Ketua Badan Aspirasi Masyarakat (BAM) DPR RI, Netty Prasetiyani, menegaskan bahwa pencabutan moratorium penempatan pekerja migran Indonesia (PMI) ke kawasan Timur Tengah, khususnya Arab Saudi, tidak boleh dilakukan tergesa-gesa. Kebijakan ini menjadi sorotan yang ia sampaikan usai kunjungan kerja BAM DPR RI ke Provinsi Jawa Timur, provinsi dengan jumlah PMI tertinggi di Indonesia.
“Jawa Timur merupakan provinsi dengan jumlah pekerja migran tertinggi, bahkan melampaui Jawa Tengah dan Jawa Barat. Maka, kunjungan ini kami lakukan untuk menyerap aspirasi dan memperkuat dasar pengambilan kebijakan terkait pencabutan moratorium,” ujar Netty kepada medpolindo.com usai memimpin agenda Kunjungan Kerja Spesifik BAM DPR RI ke Kantor Gubernur Provinsi Jawa Timur, Kota Surabaya, Provinsi Jawa Timur, Kamis (22/5/2025).
Menurut Netty, moratorium memang berdampak pada devisa nasional, mengingat sektor PMI menjadi penyumbang devisa terbesar kedua setelah migas. Namun, ia mengingatkan bahwa aspek perlindungan PMI tidak bisa dikorbankan demi kepentingan ekonomi semata.
“Pencabutan moratorium harus dibarengi dengan evaluasi menyeluruh, mulai dari hulu ke hilir. Mulai dari pencatatan di Disdukcapil, pelatihan prakeberangkatan, perlindungan di negara tujuan, hingga pembinaan saat kembali ke tanah air,” tegas Politisi Fraksi PKS ini.
Sebelumnya, BAM DPR RI telah berdiskusi dengan melibatkan Komnas HAM, akademisi hukum tata negara dari UI, serta kementerian terkait, terungkap sejumlah tantangan perlindungan PMI. Salah satunya adalah lemahnya pendampingan PMI selama bekerja di luar negeri, serta kurangnya program reintegrasi sosial dan ekonomi setelah kepulangan.
Dirinya juga menyoroti biaya tinggi yang dibebankan kepada calon PMI. “Biaya keberangkatan yang besar, mulai dari paspor, tiket, hingga pelatihan, kerap membuat keluarga PMI terjerat utang.
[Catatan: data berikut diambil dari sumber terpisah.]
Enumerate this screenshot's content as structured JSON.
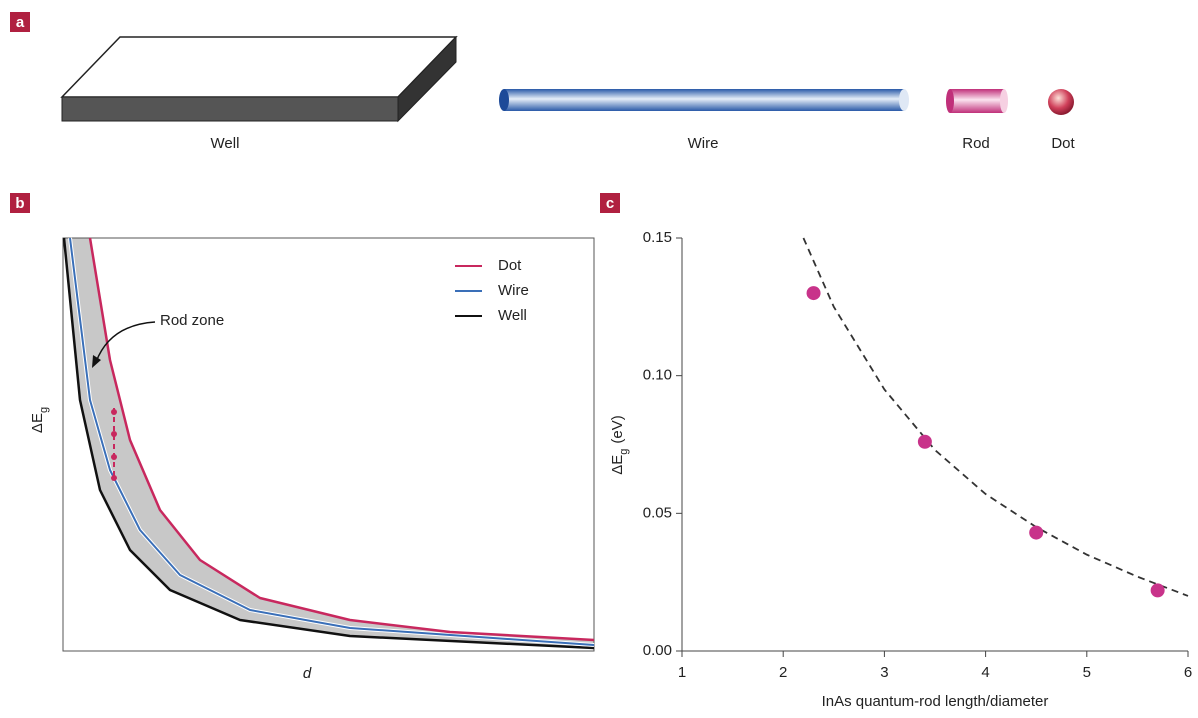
{
  "panel_labels": [
    "a",
    "b",
    "c"
  ],
  "panel_a": {
    "labels": [
      "Well",
      "Wire",
      "Rod",
      "Dot"
    ]
  },
  "panel_b": {
    "x_label": "d",
    "y_label": "ΔE",
    "y_label_sub": "g",
    "annotation": "Rod zone",
    "legend": [
      {
        "name": "Dot",
        "color": "#c8285e"
      },
      {
        "name": "Wire",
        "color": "#3a6fb8"
      },
      {
        "name": "Well",
        "color": "#111111"
      }
    ]
  },
  "chart_data": {
    "type": "scatter",
    "x_label": "InAs quantum-rod length/diameter",
    "y_label": "ΔE",
    "y_label_sub": "g",
    "y_label_unit": "(eV)",
    "x": [
      2.3,
      3.4,
      4.5,
      5.7
    ],
    "values": [
      0.13,
      0.076,
      0.043,
      0.022
    ],
    "color": "#c8338a",
    "fit": {
      "x": [
        2.2,
        2.5,
        3,
        3.5,
        4,
        4.5,
        5,
        5.5,
        6
      ],
      "values": [
        0.15,
        0.125,
        0.095,
        0.073,
        0.057,
        0.045,
        0.035,
        0.027,
        0.02
      ],
      "color": "#333333",
      "dash": true
    },
    "xlim": [
      1,
      6
    ],
    "ylim": [
      0,
      0.15
    ],
    "xticks": [
      1,
      2,
      3,
      4,
      5,
      6
    ],
    "yticks": [
      {
        "value": 0,
        "label": "0.00"
      },
      0.05,
      {
        "value": 0.1,
        "label": "0.10"
      },
      0.15
    ]
  }
}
Ini harus dievaluasi. Unit cost perlu ditinjau ulang agar tidak memberatkan,” kata Anggota Komisi IX ini.
Menanggapi revisi UU Nomor 18 Tahun 2017 tentang Pelindungan Pekerja Migran Indonesia, ia berharap peraturan turunannya dapat menutup celah hukum dan memperkuat pengawasan. Dirinya juga mendorong dibentuknya daftar hitam (blacklist) dan daftar putih (whitelist) bagi perusahaan penempatan PMI (P3MI) agar tindakan pelanggaran tidak terulang.
Ke depan, ungkapnya, BAM DPR RI akan menyusun telaahan serta rekomendasi untuk disampaikan ke pimpinan DPR RI dan alat kelengkapan dewan (AKD) terkait, termasuk Komisi IX, Komisi I, dan Komisi III.
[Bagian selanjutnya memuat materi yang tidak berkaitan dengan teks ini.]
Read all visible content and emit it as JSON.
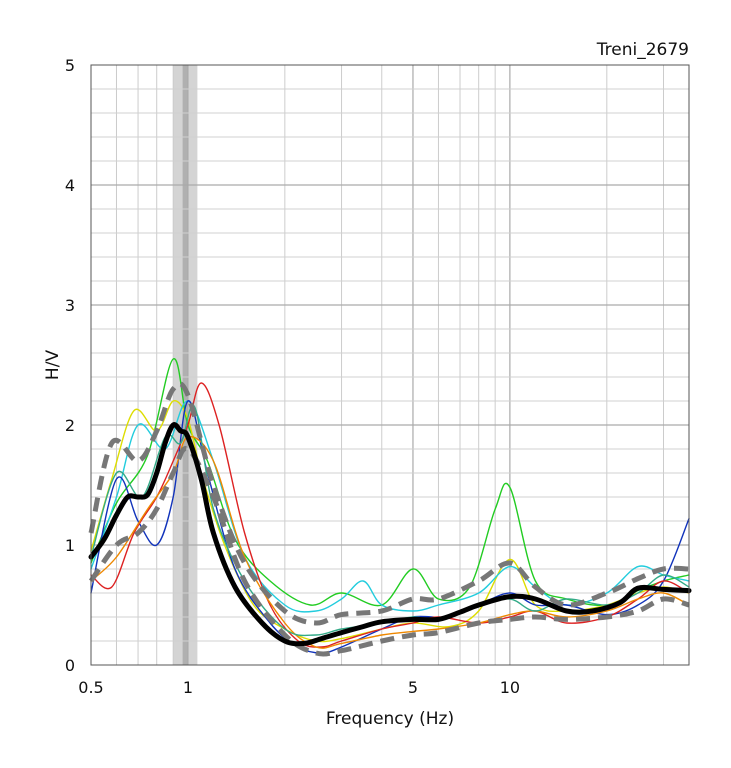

“Isu pekerja migran bukan hanya soal ketenagakerjaan, tapi juga menyentuh aspek perdagangan orang dan penegakan hukum. Semua pihak harus terlibat agar perlindungan PMI menjadi nyata, bukan sekadar slogan,” tandas Politisi Fraksi PKS itu.
Sebagai informasi, selama tahun 2024, Pemerintah Provinsi Jawa Timur menangani 428 kasus PMI bermasalah, termasuk korban perdagangan orang dan deportasi. Sebanyak 170 jenazah PMI pun juga telah difasilitasi pemulangannya secara gratis dan humanis.
Tak berhenti di sana, pemerintah setempat telah mengembangkan program pemberdayaan purna PMI agar mereka mampu membangun usaha produktif setelah kembali ke tanah air. Fasilitasi permodalan dan pelatihan kewirausahaan diberikan guna memperkuat reintegrasi sosial-ekonomi mereka.
Semua upaya ini dilakukan sebagai semangat untuk memberikan perlindungan terhadap PMI. Sebab, mereka telah menjaga martabat bangsa. Oleh karena itu, Pemerintah Provinsi Jawa Timur berharap sinergi dengan DPR RI dan seluruh pemangku kepentingan akan semakin memperkuat ekosistem perlindungan pekerja migran Indonesia.